Has your career path changed since graduation?
Somewhat! With a background in psychology, my PhD research was concerned with dental anxiety. In my first postdoctoral research, I was involved in a large-scale EU project testing an intervention for patients with cancer. My current job revolves around behavioural change interventions with regard to infection control. There is, however, a common theme behind all those projects which is my concern with improving patients’ experiences in health care settings.
What is the most difficult thing which you have faced in your career?
In my opinion, the most difficult aspect about a career in research is the ongoing uncertainty. Will my paper be published? Will this project be funded? Will my contract be renewed? This can at times be rather daunting, especially in the early stages of your career, where short-term employment often involves frequent relocations. Even though this is exciting, it can also be quite strenuous on your private life and personal relationships.
What is the best, most exciting or fun thing that you have done in your career?
All the trips to conferences, training, and other work related journeys. This is not good for my carbon footprint, but I try to take the train whenever possible and cycle to work. I also love the variety of my work, not only the activities and topics I am working on, but also all the interesting people I meet.
What, if anything, would you do differently if you could?
I feel pretty fortunate with my career development to date and would not change much as I have even learnt from less successful projects and bad decisions.
What advice would you give to anyone wanting to get in to the same line of work?

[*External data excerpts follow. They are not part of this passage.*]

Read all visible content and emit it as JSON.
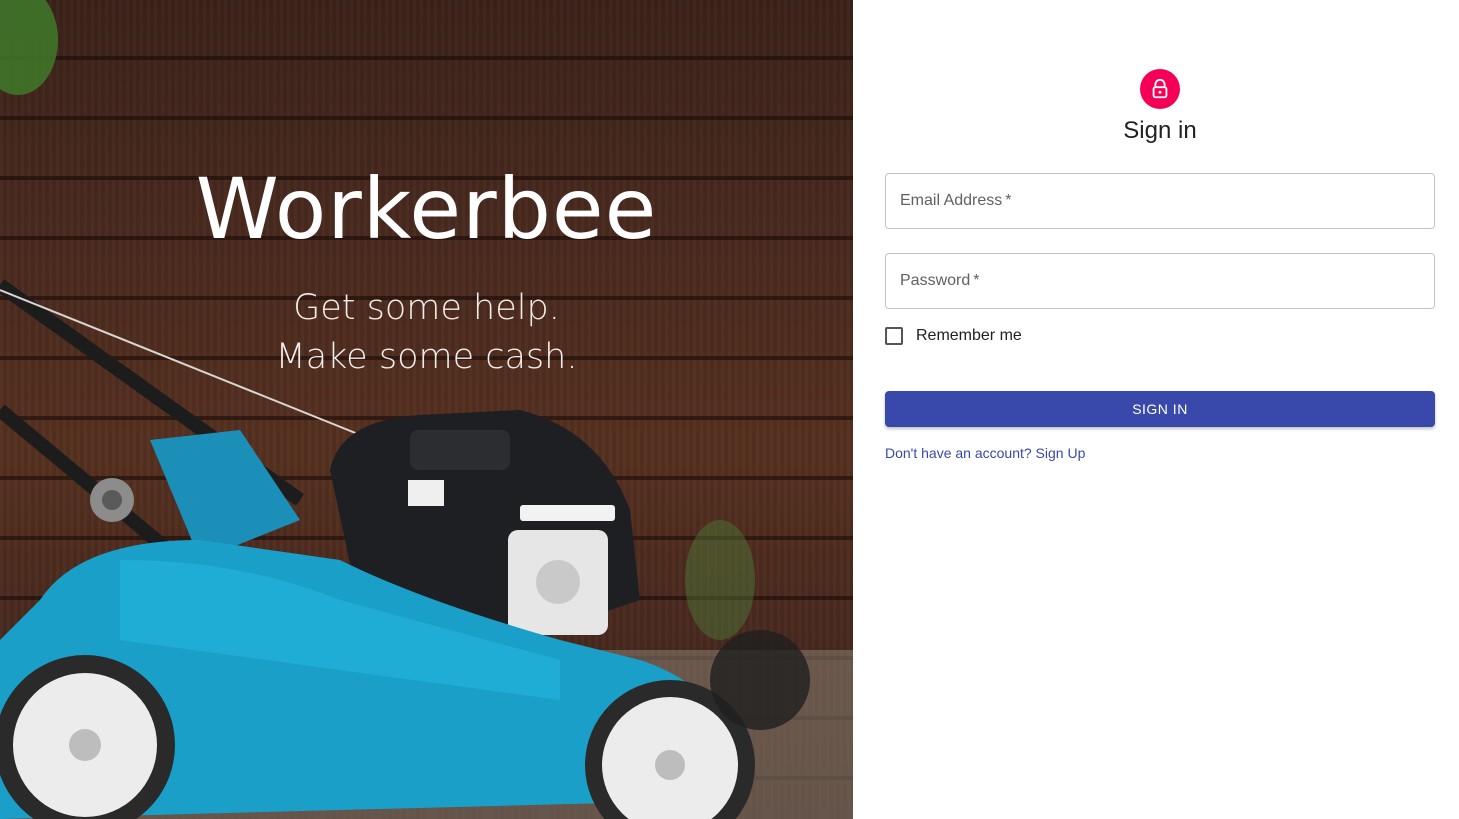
{
  "hero": {
    "title": "Workerbee",
    "tagline_line1": "Get some help.",
    "tagline_line2": "Make some cash.",
    "image_subject": "lawn-mower-photo"
  },
  "signin": {
    "icon": "lock-icon",
    "title": "Sign in",
    "email": {
      "label": "Email Address",
      "required_mark": "*",
      "value": ""
    },
    "password": {
      "label": "Password",
      "required_mark": "*",
      "value": ""
    },
    "remember_me": {
      "label": "Remember me",
      "checked": false
    },
    "submit_label": "SIGN IN",
    "signup_link": "Don't have an account? Sign Up"
  },
  "colors": {
    "accent_pink": "#f50057",
    "primary_indigo": "#3949ab",
    "mower_blue": "#1aa0c8"
  }
}
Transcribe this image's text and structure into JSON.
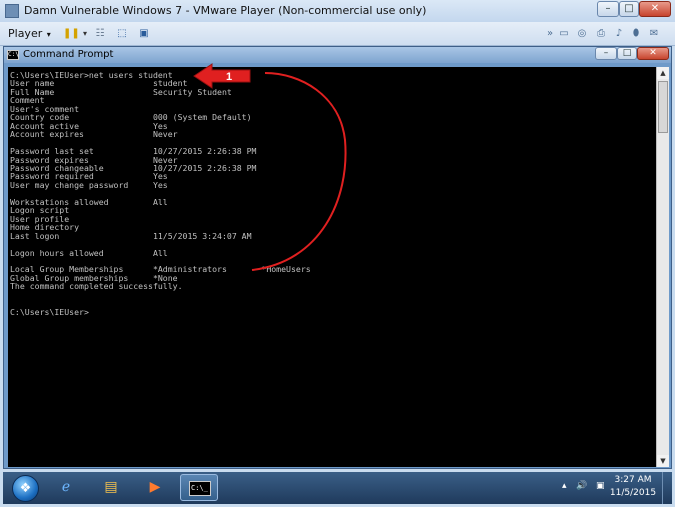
{
  "vmware": {
    "title": "Damn Vulnerable Windows 7 - VMware Player (Non-commercial use only)",
    "player_menu_label": "Player"
  },
  "window": {
    "title": "Command Prompt",
    "icon_text": "C:\\"
  },
  "console": {
    "lines": [
      "C:\\Users\\IEUser>net users student",
      "User name                    student",
      "Full Name                    Security Student",
      "Comment",
      "User's comment",
      "Country code                 000 (System Default)",
      "Account active               Yes",
      "Account expires              Never",
      "",
      "Password last set            10/27/2015 2:26:38 PM",
      "Password expires             Never",
      "Password changeable          10/27/2015 2:26:38 PM",
      "Password required            Yes",
      "User may change password     Yes",
      "",
      "Workstations allowed         All",
      "Logon script",
      "User profile",
      "Home directory",
      "Last logon                   11/5/2015 3:24:07 AM",
      "",
      "Logon hours allowed          All",
      "",
      "Local Group Memberships      *Administrators       *HomeUsers",
      "Global Group memberships     *None",
      "The command completed successfully.",
      "",
      "",
      "C:\\Users\\IEUser>"
    ]
  },
  "annotation": {
    "step_label": "1",
    "color": "#e02020"
  },
  "taskbar": {
    "clock_time": "3:27 AM",
    "clock_date": "11/5/2015",
    "cmd_app_icon_text": "C:\\_"
  },
  "icons": {
    "start": "windows-start-icon",
    "ie": "internet-explorer-icon",
    "explorer": "folder-icon",
    "media": "media-player-icon",
    "cmd": "command-prompt-icon"
  },
  "colors": {
    "console_background": "#000000",
    "console_text": "#c0c0c0",
    "accent_red": "#e02020"
  }
}
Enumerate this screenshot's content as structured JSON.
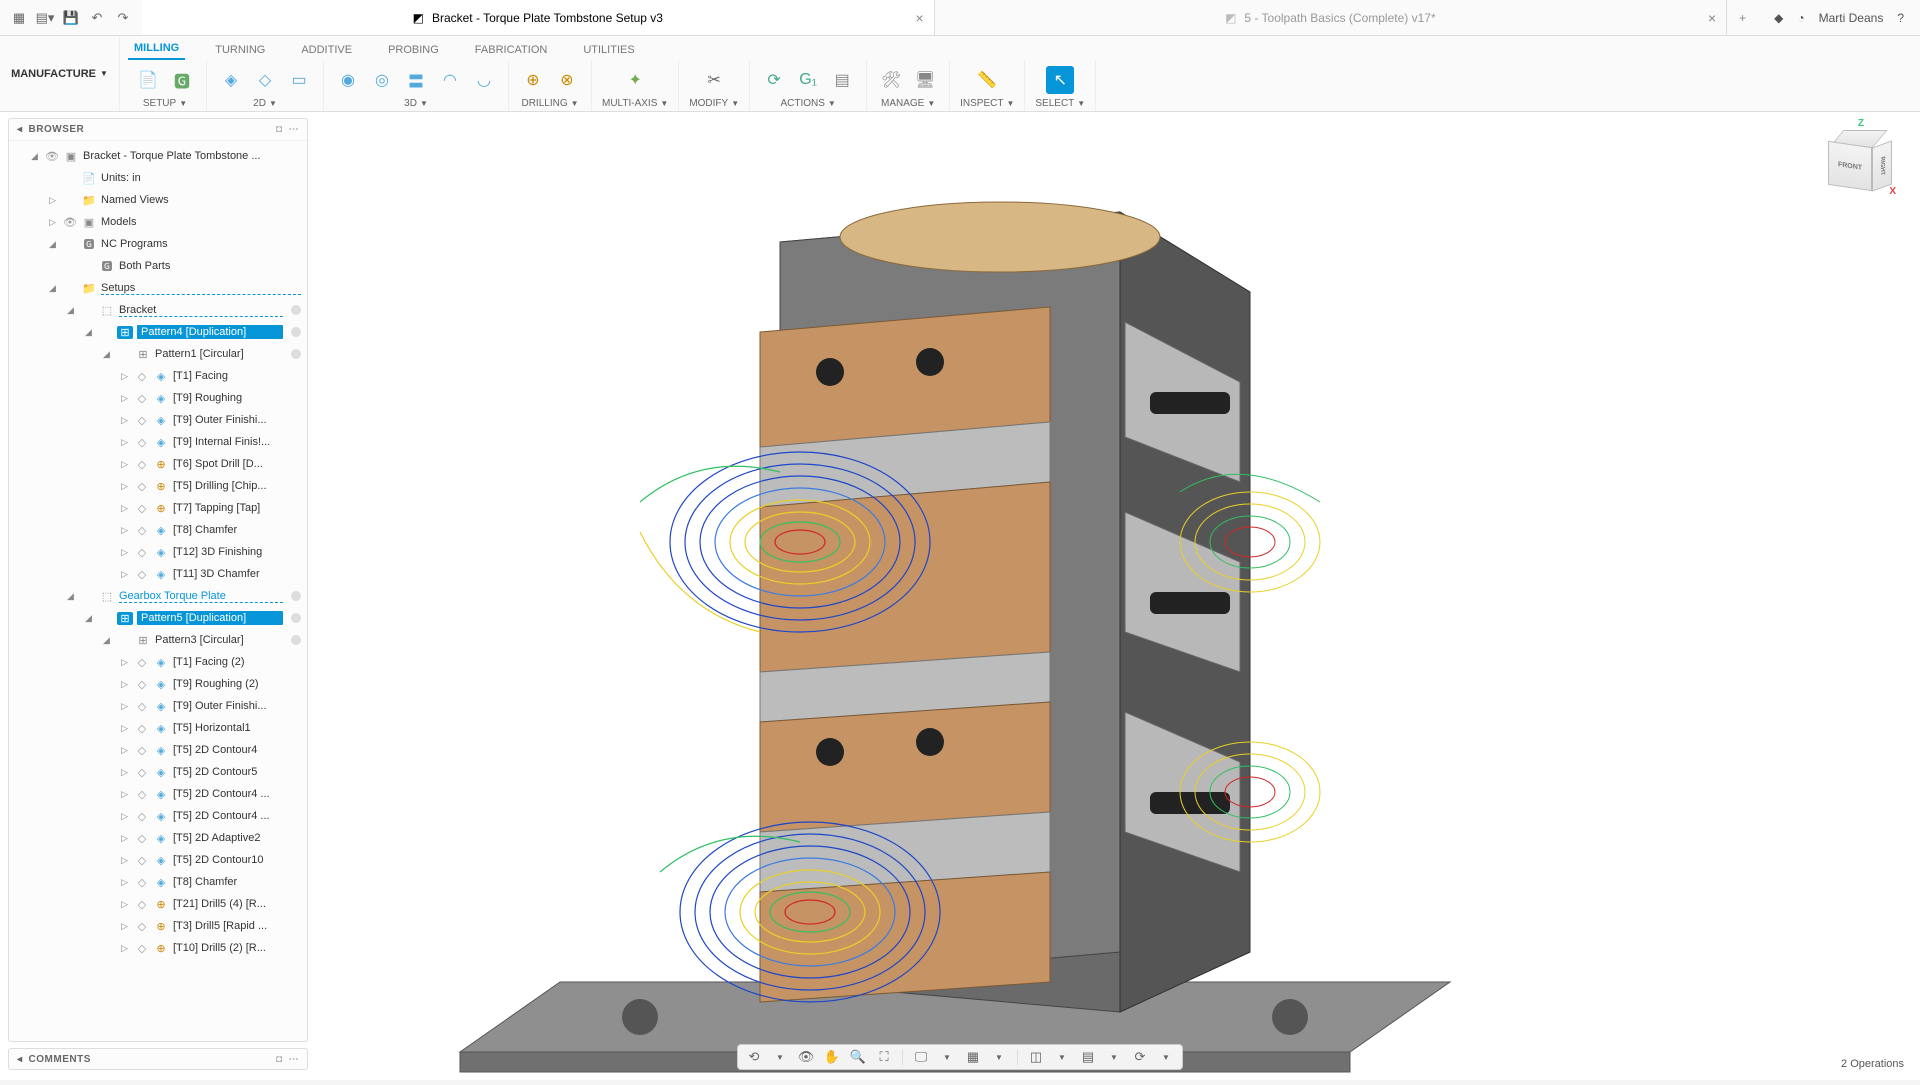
{
  "topbar": {
    "user": "Marti Deans"
  },
  "tabs": [
    {
      "title": "Bracket - Torque Plate Tombstone Setup v3",
      "active": true
    },
    {
      "title": "5 - Toolpath Basics (Complete) v17*",
      "active": false
    }
  ],
  "workspace": "MANUFACTURE",
  "ribbon_tabs": [
    "MILLING",
    "TURNING",
    "ADDITIVE",
    "PROBING",
    "FABRICATION",
    "UTILITIES"
  ],
  "ribbon_active": "MILLING",
  "groups": {
    "setup": "SETUP",
    "d2": "2D",
    "d3": "3D",
    "drill": "DRILLING",
    "multi": "MULTI-AXIS",
    "modify": "MODIFY",
    "actions": "ACTIONS",
    "manage": "MANAGE",
    "inspect": "INSPECT",
    "select": "SELECT"
  },
  "browser": {
    "title": "BROWSER",
    "root": "Bracket - Torque Plate Tombstone ...",
    "units": "Units: in",
    "named_views": "Named Views",
    "models": "Models",
    "nc_programs": "NC Programs",
    "both_parts": "Both Parts",
    "setups": "Setups",
    "bracket": "Bracket",
    "pattern4": "Pattern4 [Duplication]",
    "pattern1": "Pattern1 [Circular]",
    "ops1": [
      "[T1] Facing",
      "[T9] Roughing",
      "[T9] Outer Finishi...",
      "[T9] Internal Finis!...",
      "[T6] Spot Drill [D...",
      "[T5] Drilling [Chip...",
      "[T7] Tapping [Tap]",
      "[T8] Chamfer",
      "[T12] 3D Finishing",
      "[T11] 3D Chamfer"
    ],
    "gearbox": "Gearbox Torque Plate",
    "pattern5": "Pattern5 [Duplication]",
    "pattern3": "Pattern3 [Circular]",
    "ops2": [
      "[T1] Facing (2)",
      "[T9] Roughing (2)",
      "[T9] Outer Finishi...",
      "[T5] Horizontal1",
      "[T5] 2D Contour4",
      "[T5] 2D Contour5",
      "[T5] 2D Contour4 ...",
      "[T5] 2D Contour4 ...",
      "[T5] 2D Adaptive2",
      "[T5] 2D Contour10",
      "[T8] Chamfer",
      "[T21] Drill5 (4) [R...",
      "[T3] Drill5 [Rapid ...",
      "[T10] Drill5 (2) [R..."
    ]
  },
  "comments": "COMMENTS",
  "viewcube": {
    "front": "FRONT",
    "right": "RIGHT",
    "z": "Z",
    "x": "X"
  },
  "status": "2 Operations"
}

I see myself as a health psychology researcher and there seems to be quite some demand in the field, so I would suggest just go for it and give it a try. My advice would be to get involved in various projects and try different methodologies to find out what you are really interested in and also to gain some valuable transferable experiences. This might contradict the typical idea of the specialised academic, but at least in my field of research, where you often work closely with people from different disciplines, I found this approach invaluable.
How did studying at Plymouth help you?
Studying at Plymouth provided me with opportunities to attend a variety of professional development training sessions and the chance to gain some teaching experience. I taught a number of seminars for the School of Psychology and even developed some courses for dentists based on my research findings. This was particularly exciting, as I could see the application and impact of my work to the real world.
What lessons/skills did you gain from your course?
I believe most PhD students would agree that the PhD journey is extremely emotional, as your research project becomes such an important part of your life for such a prolonged time. There will be setbacks and I have learnt what persistence means. I also learnt a lot about project and time management and to trust in my own decisions and abilities, this is your project and supervisors are simply there to guide you and not to manage your work.
Did you undertake a placement during your degree and if so, how did this benefit you?
I did not undertake a placement in that sense, but I got involved in some other research projects (for instance, I was a Research Assistant in a project exploring the experience of international students at Plymouth) and teaching and public engagement activities while undertaking my PhD. This was not only fun at the time, but also turned out to be useful when applying for future jobs as I now fulfil a variety of possible job requirements.
What is your favourite memory of studying at Plymouth?
Every morning on my way to university, I could see the sea in the distance. Even after three years of living in Plymouth, I still found this incredible.
Do you stay in touch with other Plymouth University alumni or lecturers?
I am in touch with many people at Plymouth University and the friends I made during my time there. I managed to co-operate with some of them on projects and I have met up with my supervisors when visiting Plymouth. A lot of the academics I got to know in Plymouth have moved to other places by now, as it is typical for higher education jobs, but this just gives me even more excuses for travelling.
Would you recommend undertaking a course with Plymouth University, and why?
My time as a PhD student in Plymouth was probably one of the hardest and, at the same time, best periods in my life. It was hard work, but also life-enhancing. I met many interesting and supportive people at Plymouth and I really enjoyed the environment with its natural beauty and the Devon lifestyle (including cream teas and all those water sport opportunities).
Is there anything else which you would like to share with our current students?
Just get involved and seize as many opportunities as possible. Make the most of your time in Plymouth.